The line between doing business and doing sustainable business is not a single stroke however. It's a series of strokes, and in between, there are some strokes which don't align with our model of sustainability perfection. There are many companies, including Nestlé, who do fabulous things. In many parts of the world, Nestlé's contribution to meeting social and environmental needs, and advancing economic development which improves people's lives, is outstanding.
In some business lines (dare I throw in the breast-milk controversy as well), no matter how glossy the PR it's packaged in, maybe it's profit before people and profit before planet. The same profit that fuels CSV might also fuel CSG (where G is greenwash).
So what options are open to Nestlé Waters?
Commit to ensuring that all of its business lines pass the sustainability litmus test and get out of selling the scam that bottled water is said to be?
Or change the rhetoric and talk about the fact that Nestlé Waters is a legal, profitable business, providing consumer choice, managed in as sustainable way as possible, where possible, such as through recycling and water conservation efforts.
And what if Nestlé Waters said:
"We do what we can with what we have. We know that bottled water has downsides in terms of sustainability, as do many other products, but we try to minimize them. We know that consumers, in certain circumstances, prefer to consume bottled water and we provide that option."
Would that sound more authentic than:
"If we didn’t sell bottled water, people would buy sugary drinks and get even more obese, therefore it's okay."
Switching Our Paradigms – and The Right to Judge
We need to switch our paradigm.
We are not the judge and jury of sustainable business. As long as we make the choice not to live like Fred and Wilma, we consume products we like, desire, appreciate, want, crave, display and purchase from companies that in some ways, offer real sustainable value through some of the things they do, and in other ways, destroy that value. No one has come up with a way of unequivocally measuring who does more of what. Every company on earth does some of both.

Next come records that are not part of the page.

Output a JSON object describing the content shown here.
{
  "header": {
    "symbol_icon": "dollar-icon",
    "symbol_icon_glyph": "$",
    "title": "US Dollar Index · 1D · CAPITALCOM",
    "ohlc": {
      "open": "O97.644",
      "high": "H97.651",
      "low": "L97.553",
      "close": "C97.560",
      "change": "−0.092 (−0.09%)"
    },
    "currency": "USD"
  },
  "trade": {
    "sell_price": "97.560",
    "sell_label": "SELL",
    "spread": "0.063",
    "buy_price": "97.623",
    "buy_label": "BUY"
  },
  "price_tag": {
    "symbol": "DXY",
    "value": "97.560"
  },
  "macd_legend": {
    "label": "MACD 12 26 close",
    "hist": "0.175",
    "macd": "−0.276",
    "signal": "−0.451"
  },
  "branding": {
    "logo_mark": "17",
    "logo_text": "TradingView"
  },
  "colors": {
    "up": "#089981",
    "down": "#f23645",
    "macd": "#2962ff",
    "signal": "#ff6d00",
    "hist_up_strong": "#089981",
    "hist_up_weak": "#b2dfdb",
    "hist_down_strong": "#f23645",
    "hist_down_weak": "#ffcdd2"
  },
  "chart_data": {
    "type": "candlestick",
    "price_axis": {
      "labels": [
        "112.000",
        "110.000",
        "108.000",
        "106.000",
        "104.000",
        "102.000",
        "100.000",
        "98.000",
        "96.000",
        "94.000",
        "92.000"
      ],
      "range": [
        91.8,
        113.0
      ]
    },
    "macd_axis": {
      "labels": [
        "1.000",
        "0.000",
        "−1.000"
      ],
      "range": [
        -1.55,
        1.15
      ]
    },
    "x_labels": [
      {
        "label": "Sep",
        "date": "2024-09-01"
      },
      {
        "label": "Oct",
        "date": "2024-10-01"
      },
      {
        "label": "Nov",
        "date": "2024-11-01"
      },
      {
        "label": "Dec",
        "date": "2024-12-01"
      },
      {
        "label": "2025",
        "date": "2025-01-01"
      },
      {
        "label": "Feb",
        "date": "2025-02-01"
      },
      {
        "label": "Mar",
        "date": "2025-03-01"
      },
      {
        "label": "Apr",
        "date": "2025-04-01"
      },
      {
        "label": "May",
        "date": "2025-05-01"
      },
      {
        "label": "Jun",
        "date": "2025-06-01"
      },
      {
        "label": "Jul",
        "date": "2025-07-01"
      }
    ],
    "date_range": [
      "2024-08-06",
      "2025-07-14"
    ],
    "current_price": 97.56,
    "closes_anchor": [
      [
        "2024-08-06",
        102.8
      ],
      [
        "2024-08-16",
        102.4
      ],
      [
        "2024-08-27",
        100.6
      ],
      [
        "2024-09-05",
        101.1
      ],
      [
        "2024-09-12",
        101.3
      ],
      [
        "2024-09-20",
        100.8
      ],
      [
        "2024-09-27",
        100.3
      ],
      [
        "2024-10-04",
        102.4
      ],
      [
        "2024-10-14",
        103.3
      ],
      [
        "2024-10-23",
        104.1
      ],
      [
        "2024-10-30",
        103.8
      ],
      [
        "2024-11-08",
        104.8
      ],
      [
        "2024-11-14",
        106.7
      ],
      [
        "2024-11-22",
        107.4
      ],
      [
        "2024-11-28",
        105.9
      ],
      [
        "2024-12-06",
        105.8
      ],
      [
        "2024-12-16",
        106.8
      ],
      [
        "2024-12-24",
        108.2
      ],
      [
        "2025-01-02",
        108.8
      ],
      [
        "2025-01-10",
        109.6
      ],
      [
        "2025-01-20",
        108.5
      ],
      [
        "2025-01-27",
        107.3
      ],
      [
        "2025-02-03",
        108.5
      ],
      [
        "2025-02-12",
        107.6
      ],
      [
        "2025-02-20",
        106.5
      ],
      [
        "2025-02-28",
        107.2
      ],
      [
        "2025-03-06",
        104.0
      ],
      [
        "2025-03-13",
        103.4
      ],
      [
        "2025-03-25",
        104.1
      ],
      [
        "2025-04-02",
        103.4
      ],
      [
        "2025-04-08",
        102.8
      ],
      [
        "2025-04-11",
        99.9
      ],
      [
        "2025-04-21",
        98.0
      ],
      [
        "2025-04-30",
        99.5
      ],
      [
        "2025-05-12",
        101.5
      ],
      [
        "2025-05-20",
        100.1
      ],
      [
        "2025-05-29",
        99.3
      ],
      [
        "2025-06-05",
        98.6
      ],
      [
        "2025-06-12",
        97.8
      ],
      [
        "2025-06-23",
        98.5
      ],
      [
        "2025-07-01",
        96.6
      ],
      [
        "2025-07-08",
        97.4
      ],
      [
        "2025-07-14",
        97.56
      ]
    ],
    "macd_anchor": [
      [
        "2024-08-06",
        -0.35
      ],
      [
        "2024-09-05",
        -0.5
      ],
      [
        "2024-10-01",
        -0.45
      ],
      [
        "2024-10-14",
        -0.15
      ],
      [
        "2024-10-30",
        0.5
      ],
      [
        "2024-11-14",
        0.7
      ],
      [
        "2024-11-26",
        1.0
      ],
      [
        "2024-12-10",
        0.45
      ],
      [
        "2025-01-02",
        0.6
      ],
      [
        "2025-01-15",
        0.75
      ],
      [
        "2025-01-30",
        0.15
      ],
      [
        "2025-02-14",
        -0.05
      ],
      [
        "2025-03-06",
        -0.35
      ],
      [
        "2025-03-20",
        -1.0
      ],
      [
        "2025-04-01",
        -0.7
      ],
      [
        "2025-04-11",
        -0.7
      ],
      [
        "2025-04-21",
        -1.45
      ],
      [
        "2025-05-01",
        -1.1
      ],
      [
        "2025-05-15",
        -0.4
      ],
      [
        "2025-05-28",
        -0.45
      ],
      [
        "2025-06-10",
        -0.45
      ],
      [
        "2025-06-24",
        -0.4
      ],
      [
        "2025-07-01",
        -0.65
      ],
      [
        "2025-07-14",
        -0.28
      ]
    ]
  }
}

Sustainability needs less rationalization, justification and ping-pong discourse about the relative sustainability merits of different products. What we all need is, simply, more honesty and more authenticity, both on the part of our corporations and also on the part of ourselves: consumers, employees, suppliers and critics, alongside action to advance more sustainable business activities.
If we seek all-encompassing sustainability perfection, we won't find it. What we should seek instead is an authentic reflection of motivations, behaviors and impacts. Theirs and ours.